Twelve years after publishing a landmark study that turned tens of thousands of parents around the world against the measles, mumps and rubella (MMR) vaccine because of an implied link between vaccinations and autism, The Lancet has retracted the paper. In a statement published on Feb. 2, the British medical journal said that it is now clear that “several elements” of a 1998 paper it published by Dr. Andrew Wakefield and his colleagues (Lancet 1998;351[9103]:637–41) “are incorrect, contrary to the findings of an earlier investigation.”

In the original paper, Wakefield and 12 coauthors claimed to have investigated “a consecutive series” of 12 children referred to the Royal Free Hospital and School of Medicine with chronic enterocolitis and regressive developmental disorder. The authors reported that the parents of eight of the 12 children associated their loss of acquired skills, including language, with the MMR vaccination. The authors concluded that “possible environmental triggers” (i.e. the vaccine) were associated with the onset of both the gastrointestinal disease and developmental regression.

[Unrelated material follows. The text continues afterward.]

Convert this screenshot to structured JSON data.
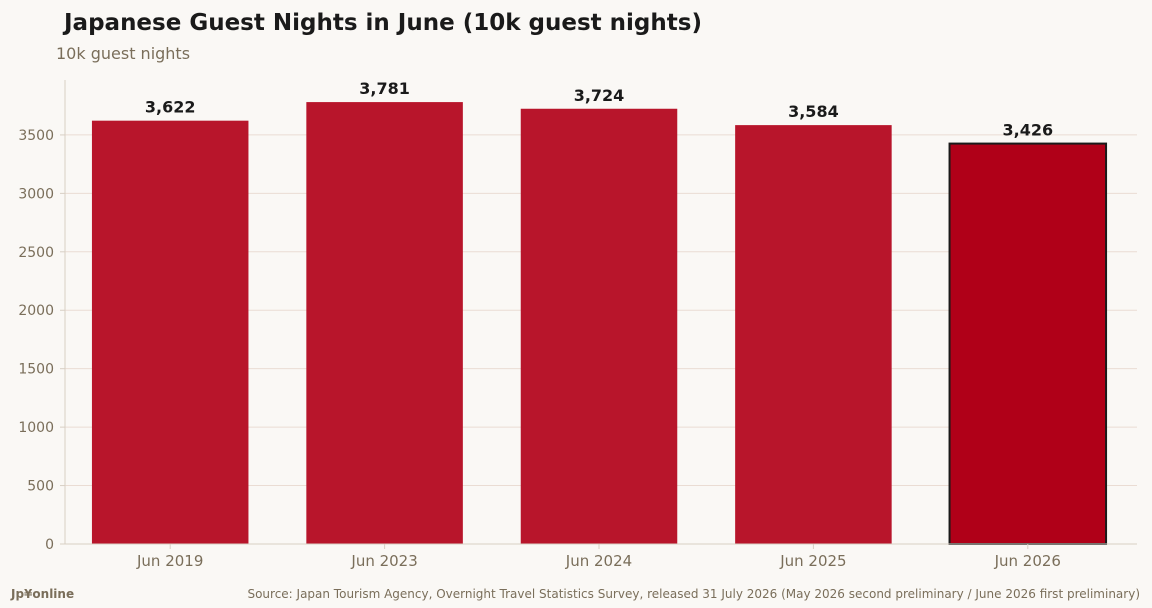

In fact, as Britain’s General Medical Council ruled in January, the children that Wakefield studied were carefully selected and some of Wakefield’s research was funded by lawyers acting for parents who were involved in lawsuits against vaccine manufacturers. The council found Wake-field had acted unethically and had shown “callous disregard” for the children in his study, upon whom invasive tests were performed.

CNN got reaction  to the Lancet report.

“The public doesn’t fully see this as a human health crisis. Maybe polar bears were our early indicator — the proverbial canary in the coal mine,” Dr. Jonathan Patz, a professor and director of the Global Health Institute at the University of Wisconsin-Madison, who did not take part in the report. “But when you talk about this crisis, the bear images should be replaced with pictures of children.”